National Oceanic and Atmospheric Administration, Northwest Fisheries Science Center, Seattle, Washington 98112, USA.
Genetics. 2011 Oct;189(2):633-44. doi: 10.1534/genetics.111.132233. Epub 2011 Aug 11.
Effective population size (Ne) is an important genetic parameter because of its relationship to loss of genetic variation, increases in inbreeding, accumulation of mutations, and effectiveness of selection. Like most other genetic approaches that estimate contemporary Ne, the method based on linkage disequilibrium (LD) assumes a closed population and (in the most common applications) randomly recombining loci. We used analytical and numerical methods to evaluate the absolute and relative consequences of two potential violations of the closed-population assumption: (1) mixture LD caused by occurrence of more than one gene pool, which would downwardly bias Ne and (2) reductions in drift LD (and hence upward bias in Ne) caused by an increase in the number of parents responsible for local samples. The LD method is surprisingly robust to equilibrium migration. Effects of mixture LD are small for all values of migration rate (m), and effects of additional parents are also small unless m is high in genetic terms. LD estimates of Ne therefore accurately reflect local (subpopulation) Ne unless m>∼5-10%. With higher m, Ne converges on the global (metapopulation) Ne. Two general exceptions were observed. First, equilibrium migration that is rare and hence episodic can occasionally lead to substantial mixture LD, especially when sample size is small. Second, nonequilibrium, pulse migration of strongly divergent individuals can also create strong mixture LD and depress estimates of local Ne. In both cases, assignment tests, Bayesian clustering, and other methods often will allow identification of recent immigrants that strongly influence results. In simulations involving equilibrium migration, the standard LD method performed better than a method designed to jointly estimate Ne and m. The above results assume loci are not physically linked; for tightly linked loci, the LD signal from past migration events can persist for many generations, with consequences for Ne estimates that remain to be evaluated.

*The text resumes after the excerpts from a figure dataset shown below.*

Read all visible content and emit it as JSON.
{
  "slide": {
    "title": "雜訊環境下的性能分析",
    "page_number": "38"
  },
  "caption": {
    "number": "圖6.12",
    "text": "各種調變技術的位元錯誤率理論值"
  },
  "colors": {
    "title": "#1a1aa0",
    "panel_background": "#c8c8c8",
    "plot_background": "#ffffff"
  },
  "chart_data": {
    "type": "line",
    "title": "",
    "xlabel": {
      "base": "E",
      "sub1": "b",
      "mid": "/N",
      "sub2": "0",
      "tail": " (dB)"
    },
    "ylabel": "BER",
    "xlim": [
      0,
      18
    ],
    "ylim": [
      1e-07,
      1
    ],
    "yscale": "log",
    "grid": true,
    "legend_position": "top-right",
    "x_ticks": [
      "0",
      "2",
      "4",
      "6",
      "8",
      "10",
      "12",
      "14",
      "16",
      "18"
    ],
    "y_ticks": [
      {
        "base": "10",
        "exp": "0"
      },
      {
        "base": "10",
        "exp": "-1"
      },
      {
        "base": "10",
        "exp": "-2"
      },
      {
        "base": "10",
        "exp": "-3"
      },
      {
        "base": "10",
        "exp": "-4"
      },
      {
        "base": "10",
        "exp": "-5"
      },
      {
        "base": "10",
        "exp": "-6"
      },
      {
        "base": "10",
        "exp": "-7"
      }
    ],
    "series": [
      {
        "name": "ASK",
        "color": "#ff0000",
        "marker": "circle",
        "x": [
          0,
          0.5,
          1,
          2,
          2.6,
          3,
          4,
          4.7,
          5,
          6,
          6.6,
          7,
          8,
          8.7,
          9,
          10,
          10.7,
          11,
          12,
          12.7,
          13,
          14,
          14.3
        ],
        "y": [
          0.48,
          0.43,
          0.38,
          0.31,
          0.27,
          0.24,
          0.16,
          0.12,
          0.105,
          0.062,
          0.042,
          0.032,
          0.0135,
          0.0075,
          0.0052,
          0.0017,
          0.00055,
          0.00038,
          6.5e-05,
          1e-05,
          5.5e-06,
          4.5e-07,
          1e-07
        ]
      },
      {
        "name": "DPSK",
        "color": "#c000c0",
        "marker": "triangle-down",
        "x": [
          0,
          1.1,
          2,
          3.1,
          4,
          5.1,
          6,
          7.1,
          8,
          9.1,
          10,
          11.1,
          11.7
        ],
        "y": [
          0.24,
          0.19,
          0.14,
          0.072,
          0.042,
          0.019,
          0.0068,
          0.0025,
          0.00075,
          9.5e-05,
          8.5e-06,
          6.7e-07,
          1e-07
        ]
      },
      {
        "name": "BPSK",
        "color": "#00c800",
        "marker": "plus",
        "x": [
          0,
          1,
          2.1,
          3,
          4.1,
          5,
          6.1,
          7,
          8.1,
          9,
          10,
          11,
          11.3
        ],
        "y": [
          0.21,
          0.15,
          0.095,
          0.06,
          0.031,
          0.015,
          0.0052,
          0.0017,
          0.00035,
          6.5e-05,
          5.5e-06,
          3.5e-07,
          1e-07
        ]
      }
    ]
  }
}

有效种群大小 (Ne) 是一个重要的遗传参数,因为它与遗传变异的丧失、近交的增加、突变的积累以及选择的有效性有关。与估计当代 Ne 的大多数其他遗传方法一样,基于连锁不平衡 (LD) 的方法假设为封闭群体,并且(在最常见的应用中)随机重组基因座。我们使用分析和数值方法来评估两种潜在违反封闭群体假设的绝对和相对后果:(1) 由多个基因库引起的混合 LD,这会向下偏置 Ne;(2) 由于负责局部样本的父母数量增加而导致的漂移 LD 减少(从而向上偏置 Ne)。LD 方法对平衡迁移具有惊人的鲁棒性。对于所有迁移率 (m) 值,混合 LD 的影响都很小,除非 m 在遗传上很高,否则额外父母的影响也很小。因此,LD 方法估计的 Ne 准确反映了局部(亚种群)Ne,除非 m>∼5-10%。随着 m 的增加,Ne 收敛于全局(复合种群)Ne。观察到两个一般例外。首先,罕见且因此偶发性的平衡迁移偶尔会导致大量混合 LD,尤其是当样本量较小时。其次,强烈分歧个体的非平衡脉冲迁移也会产生强烈的混合 LD,并降低局部 Ne 的估计值。在这两种情况下,分配测试、贝叶斯聚类和其他方法通常可以识别强烈影响结果的近期移民。在涉及平衡迁移的模拟中,标准 LD 方法的表现优于旨在联合估计 Ne 和 m 的方法。上述结果假设基因座没有物理连接;对于紧密连锁的基因座,过去迁移事件的 LD 信号可以持续许多代,对 Ne 估计的影响仍有待评估。